British defence minister resigns over ties to best man
British Defence Secretary Liam Fox resigned on Friday amid a spiralling scandal over his links to the best man at his wedding, becoming the first Conservative minister to quit the coalition government.
Fox, who played a key role in Britain's military campaigns in Libya and Afghanistan, stepped down after it emerged that his friend Adam Werritty posed as a government adviser and took a string of foreign jaunts with the minister.
"I mistakenly allowed the distinction between my personal interest and my government activities to become blurred.

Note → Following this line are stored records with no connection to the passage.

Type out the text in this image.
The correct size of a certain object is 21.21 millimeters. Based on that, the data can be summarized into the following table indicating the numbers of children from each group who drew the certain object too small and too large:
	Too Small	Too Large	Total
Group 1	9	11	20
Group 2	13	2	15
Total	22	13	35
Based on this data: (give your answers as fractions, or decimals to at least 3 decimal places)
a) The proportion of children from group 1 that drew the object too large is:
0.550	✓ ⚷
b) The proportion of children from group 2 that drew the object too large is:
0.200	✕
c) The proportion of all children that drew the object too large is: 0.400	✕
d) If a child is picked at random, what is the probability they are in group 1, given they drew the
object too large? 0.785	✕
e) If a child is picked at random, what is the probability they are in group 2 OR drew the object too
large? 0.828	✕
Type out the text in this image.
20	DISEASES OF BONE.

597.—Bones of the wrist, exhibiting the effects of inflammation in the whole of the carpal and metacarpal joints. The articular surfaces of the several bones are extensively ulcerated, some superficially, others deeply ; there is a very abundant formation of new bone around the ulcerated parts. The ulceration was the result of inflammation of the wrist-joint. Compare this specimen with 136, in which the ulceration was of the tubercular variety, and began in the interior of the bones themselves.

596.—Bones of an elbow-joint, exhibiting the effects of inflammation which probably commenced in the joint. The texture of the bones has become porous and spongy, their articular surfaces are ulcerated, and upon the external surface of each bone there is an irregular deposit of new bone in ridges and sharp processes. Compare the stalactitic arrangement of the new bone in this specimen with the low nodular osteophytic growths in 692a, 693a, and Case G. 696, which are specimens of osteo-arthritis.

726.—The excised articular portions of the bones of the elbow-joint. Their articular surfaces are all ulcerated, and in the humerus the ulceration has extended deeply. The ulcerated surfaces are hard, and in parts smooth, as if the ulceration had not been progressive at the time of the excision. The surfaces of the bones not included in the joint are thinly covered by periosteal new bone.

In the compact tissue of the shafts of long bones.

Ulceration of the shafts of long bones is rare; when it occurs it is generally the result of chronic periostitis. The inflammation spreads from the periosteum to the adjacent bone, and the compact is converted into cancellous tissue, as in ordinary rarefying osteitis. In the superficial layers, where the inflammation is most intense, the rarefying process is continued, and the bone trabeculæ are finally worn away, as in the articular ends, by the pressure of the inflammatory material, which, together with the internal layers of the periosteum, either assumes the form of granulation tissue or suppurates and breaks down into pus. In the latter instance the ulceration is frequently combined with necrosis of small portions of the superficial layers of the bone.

The consequences of this have become clearer in recent days," Fox wrote to Prime Minister David Cameron.
"I am very sorry for this."
Cameron said Fox, 50, had helped prevent Libyans being 'massacred' by Muammar Gaddafi's forces and had done a 'superb job' since the Conservative-Liberal Democrat coalition came to power after elections in May 2010.
He said he would be announcing Fox's replacement "very shortly".
With rumours swirling in the press about the nature of Fox's relationship with his 34-year-old former flatmate, Fox told parliament earlier this week that Werritty had accompanied him on 18 foreign trips since he became minister.
Werritty also visited Fox 22 times at the defence ministry in London during the same period and printed business cards describing himself as Fox's adviser despite having no official government role.
But the killer blow came on Friday with reports that financial backers linked to Israel and a private security firm had funded Werritty's first class travel and hotel stays during his time with the minister.
Werritty was interviewed for a second time on Friday by civil servants as part of an inquiry ordered by Cameron last week, a government source told AFP. The results of the inquiry are expected next week, the source added.
Fox said in his letter to Cameron that he had "repeatedly said that the national interest must always come before personal interest. I now have to hold myself to my own standard".
"I have therefore decided, with great sadness, to resign from my post as secretary of state for defence -- a position which I have been immensely proud and honoured to have held," he said.
Cameron thanked Fox -- Britain's sixth defence minister in ten years -- for overseeing "fundamental changes" at the bloated Ministry of Defence and in modernising the armed forces as part of wider government cost-cutting.
"I understand your reasons for deciding to resign as defence secretary, although I am very sorry to see you go," the premier wrote to him.
"On Libya, you played a key role in the campaign to stop people being massacred by the Gaddafi regime and instead win their freedom."
But the main opposition Labour party said there were still questions to be answered about Fox's conduct. "Governments have got to have rules and ministers have got to have standards and he fell foul of the standards we expect," Labour defence spokesman Kevan Jones said.
Fox, who rose from humble beginnings on a Scottish social housing estate to become a medical doctor before joining politics, was one of the Conservative party's last heirs of hardline former prime minister Margaret Thatcher.